Irish History and Irish Mythology’ [valedictory lecture. 1977], in Hermethena CXXIV (Summer 1978), pp.7-24: ‘The past is dead. Nothing, for good or ill, can change it; nothing can revive it. Yet there is a sense in which the past lives on, in works of human hands and minds, in beliefs, institutions, and values, and in all of us, who are its living extension ... Myth-making is an ancient Irish industry, of which the origin-legends and heroic tales of early and medieval Ireland are a characteristic product. But the myths I have in mind all took shape within the past four centuries, and are still more or less current. [...] What might be called the ‘catholic-separatist’ myth emerged in the early seventeenth century [...].’ (Cont.)

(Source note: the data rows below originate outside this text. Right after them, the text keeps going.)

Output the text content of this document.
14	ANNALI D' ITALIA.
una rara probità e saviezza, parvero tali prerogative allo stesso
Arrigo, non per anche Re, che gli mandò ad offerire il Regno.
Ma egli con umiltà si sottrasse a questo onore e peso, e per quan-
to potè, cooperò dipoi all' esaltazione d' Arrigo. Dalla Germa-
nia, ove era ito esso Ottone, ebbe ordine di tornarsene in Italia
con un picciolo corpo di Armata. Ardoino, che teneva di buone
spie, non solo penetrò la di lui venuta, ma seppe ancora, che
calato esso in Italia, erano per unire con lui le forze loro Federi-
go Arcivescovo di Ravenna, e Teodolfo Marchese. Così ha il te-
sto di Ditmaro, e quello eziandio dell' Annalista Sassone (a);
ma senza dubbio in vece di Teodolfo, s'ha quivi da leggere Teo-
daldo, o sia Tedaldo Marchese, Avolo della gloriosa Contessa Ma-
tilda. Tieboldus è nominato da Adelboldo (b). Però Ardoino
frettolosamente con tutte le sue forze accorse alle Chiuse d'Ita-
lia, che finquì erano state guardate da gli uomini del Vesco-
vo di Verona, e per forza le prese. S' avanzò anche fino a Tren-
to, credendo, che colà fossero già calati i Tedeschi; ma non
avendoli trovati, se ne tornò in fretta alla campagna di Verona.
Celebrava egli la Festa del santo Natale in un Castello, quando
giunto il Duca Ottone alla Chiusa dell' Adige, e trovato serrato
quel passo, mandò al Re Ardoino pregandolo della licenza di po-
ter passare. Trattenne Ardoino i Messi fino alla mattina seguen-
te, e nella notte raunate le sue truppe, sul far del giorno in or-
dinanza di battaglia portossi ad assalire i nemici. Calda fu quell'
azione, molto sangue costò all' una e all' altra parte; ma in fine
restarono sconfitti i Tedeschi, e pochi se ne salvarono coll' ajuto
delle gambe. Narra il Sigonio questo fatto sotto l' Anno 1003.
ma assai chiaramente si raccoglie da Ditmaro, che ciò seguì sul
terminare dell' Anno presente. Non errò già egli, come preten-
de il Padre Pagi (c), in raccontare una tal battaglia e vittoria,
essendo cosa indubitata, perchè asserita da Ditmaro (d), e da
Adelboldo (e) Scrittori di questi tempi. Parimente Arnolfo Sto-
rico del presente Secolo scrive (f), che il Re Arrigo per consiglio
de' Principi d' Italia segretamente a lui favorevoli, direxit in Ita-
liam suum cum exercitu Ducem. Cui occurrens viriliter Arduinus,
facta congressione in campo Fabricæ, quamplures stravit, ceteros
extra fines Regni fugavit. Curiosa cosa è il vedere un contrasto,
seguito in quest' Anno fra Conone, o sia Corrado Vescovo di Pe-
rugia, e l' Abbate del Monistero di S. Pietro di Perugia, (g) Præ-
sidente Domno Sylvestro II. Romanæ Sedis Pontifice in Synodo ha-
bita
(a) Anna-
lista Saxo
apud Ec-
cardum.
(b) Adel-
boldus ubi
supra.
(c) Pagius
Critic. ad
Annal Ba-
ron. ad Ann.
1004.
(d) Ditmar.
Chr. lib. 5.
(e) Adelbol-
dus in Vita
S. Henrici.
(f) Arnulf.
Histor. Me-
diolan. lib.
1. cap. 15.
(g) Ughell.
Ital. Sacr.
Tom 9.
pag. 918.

Irish History and Irish Mythology' (1977) - cont.: ‘History is a matter of facing the facts of the Irish past, however painful they may be; mythology is a way of refusing to face the historical facts. The study of history not only enlarges truth about our past, but also opens the mind to the reception of ever new accessions of truth. On the other hand, the obsession with myths, and especially the more destructive myths, perpetuates the closed mind.’ (Rep. in Interpreting Irish History: The Debate on Historical Revisionism, ed. Ciaran Brady, Dublin: IAP 1994, pp.71-86; quoted in Conor McCarthy, Irish Modernisation: Crisis and Culture in Ireland, 1969-1992, Four Courts Press 2000, p.85; also in Liam Harte, Satellite Lect., MA Dip., UUC, Feb. 2003.)